For many of us, continuing to teach synchronously at a distance may be impossible. Keeping to our scheduled class times may be difficult for many students as well, whether they’ve moved back to distant time zones or to child-care and other responsibilities with their families. Even if you’re able to hold class at its usual time, rigid requirements for remote attendance will be unfair, since many students may find themselves unable to join you, and will need recorded versions of class activities.
Although we’re all doing our best to salvage the semester for our students, an abrupt change in format amid a public health crisis obviously doesn’t provide good conditions for learning. If you’re able, please consider minimizing new content as much as possible, while still focusing on your course goals. Even in the best of times, students can lose focus over spring break, but under the current stressful conditions, it will be remarkable if students remember much of anything from the first half of the term. When we start teaching remotely next week, we will need to find ways for students to interact with each other, and to put their thinking into words, whether written or spoken. Our most important task will be to re-establish community; the next will be to stimulate students’ memories and their reasoning with good questions and prompts.
If you’re not able to “meet” your class through a web conference, you have lots of other options. You can record greetings or mini-lectures; you can ask questions that guide students through the thinking you want them to do—reflection, connection, analysis, and so forth; students can write, they can take quizzes; they can discuss in small groups, review each other’s work, etc. There are lots of ways to keep students active and help them feel connected, even without a synchronous meeting. Your students may enjoy making short selfie videos and responding to each other using Flipgrid.

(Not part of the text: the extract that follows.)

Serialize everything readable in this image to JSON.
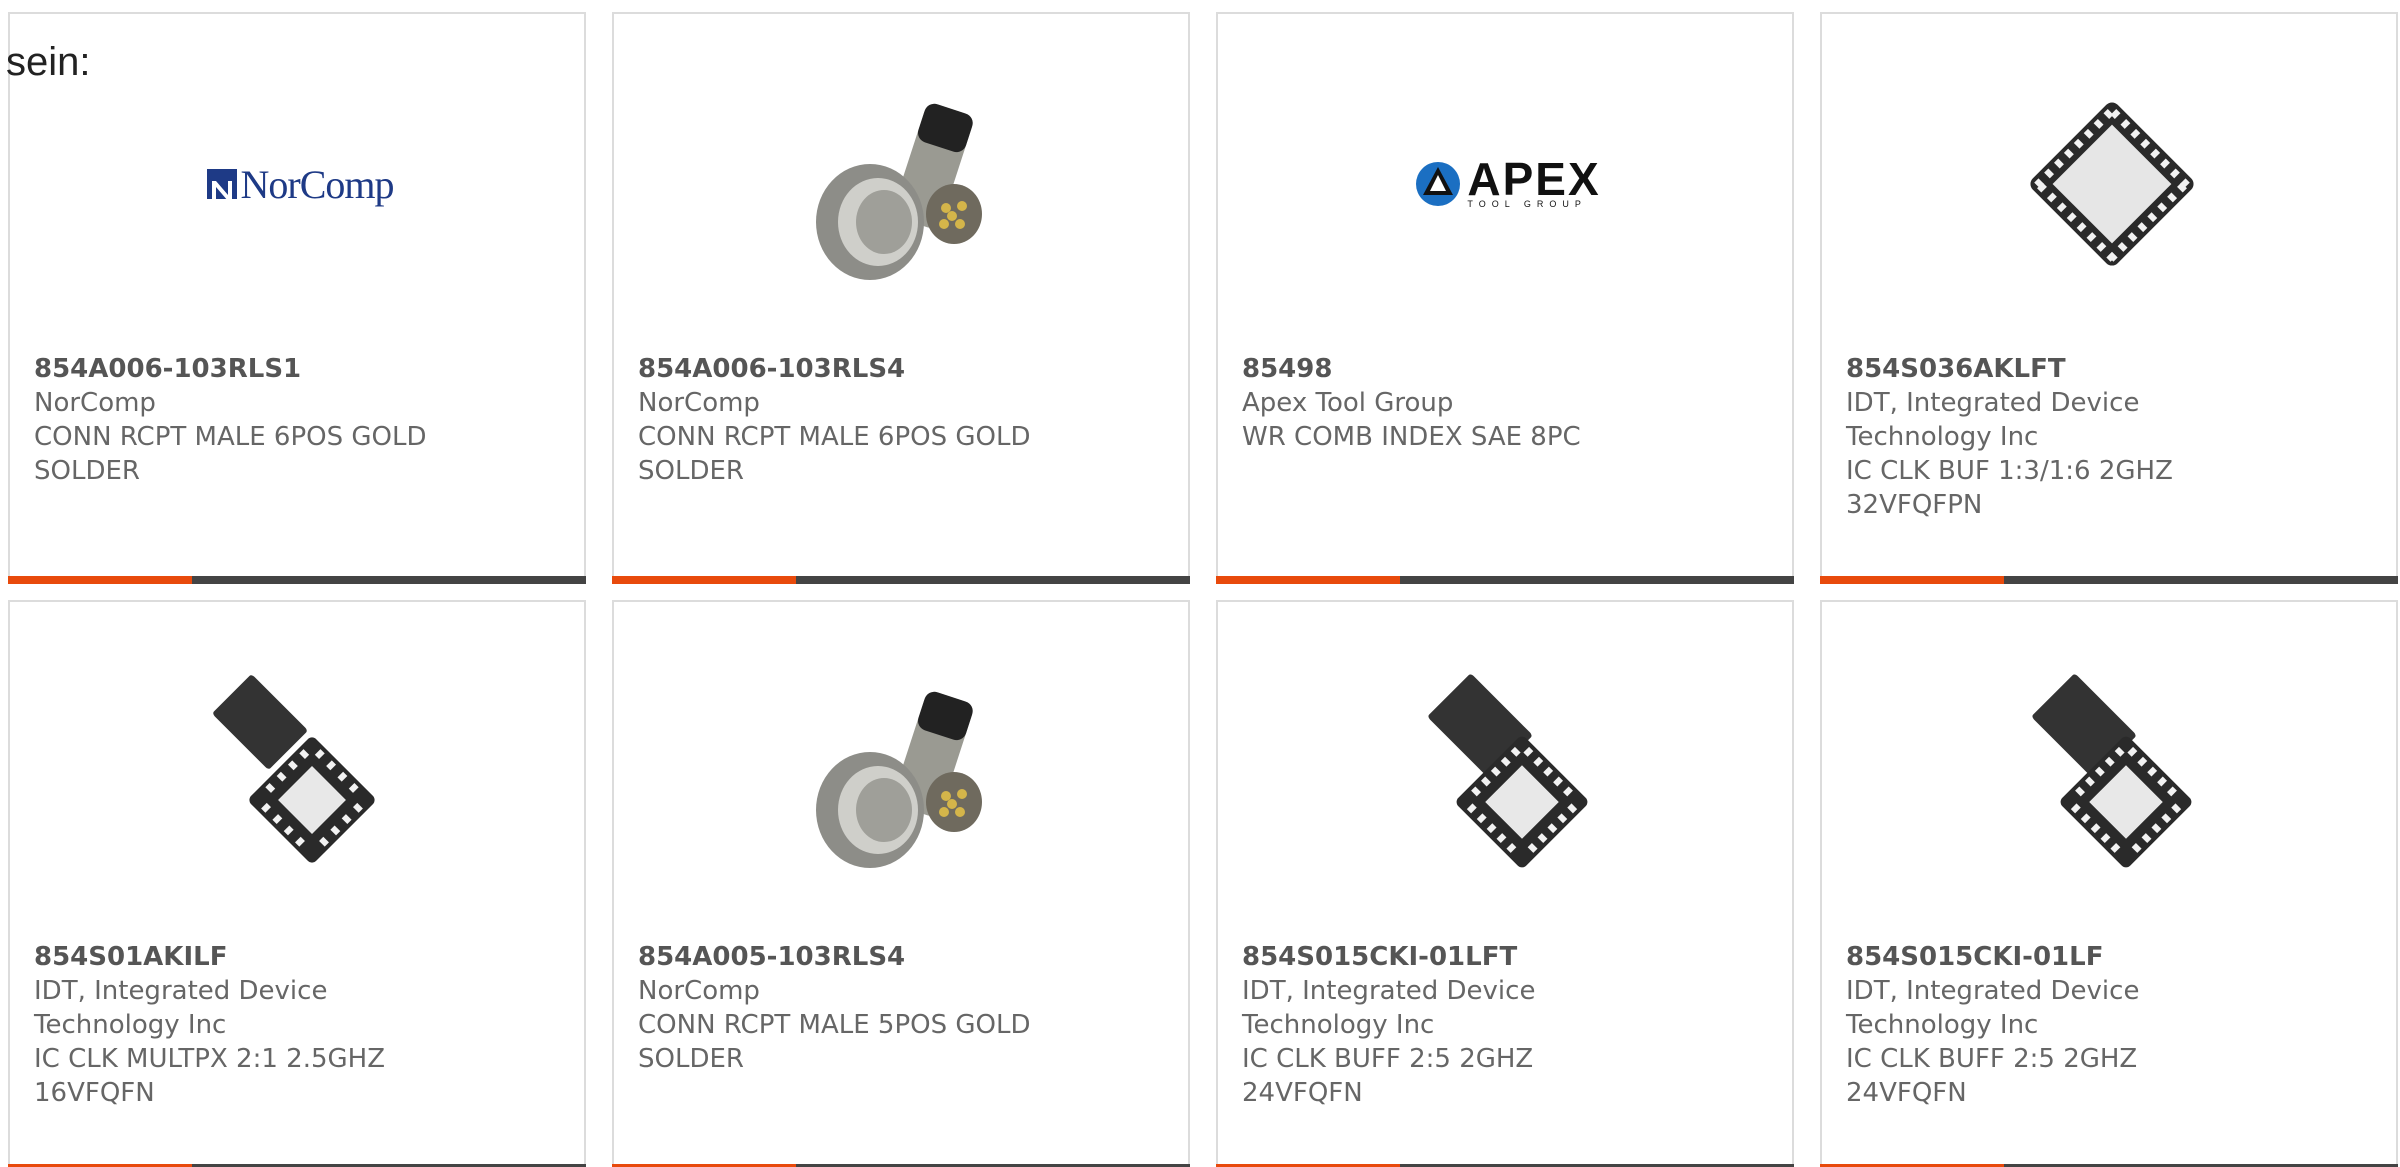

As we navigate these new teaching worlds, there’s a wealth of great advice to guide us. Vanessa Dennen, Professor of Instructional Systems and Learning Technologies in FSU’s College of Education, has developed this incredible resource. Educators across the country have collaborated on this collection. And here’s a course interactions resource, sorted by types of interactions you can facilitate remotely. The Office of Distance Learning has also created an Emergency Online Instruction resource page where you can learn more about converting your courses into an online format using technologies that are free to you and your students, and are supported by FSU.
The Center for the Advancement of Teaching is here to support you, so please reach out to us at pro-teaching@fsu.edu, and we’ll meet with you by phone, Zoom, or another method of your preference.
We honor your dedication in these difficult times, and we hope you are able to treat yourselves with the same patience and compassion you offer your students.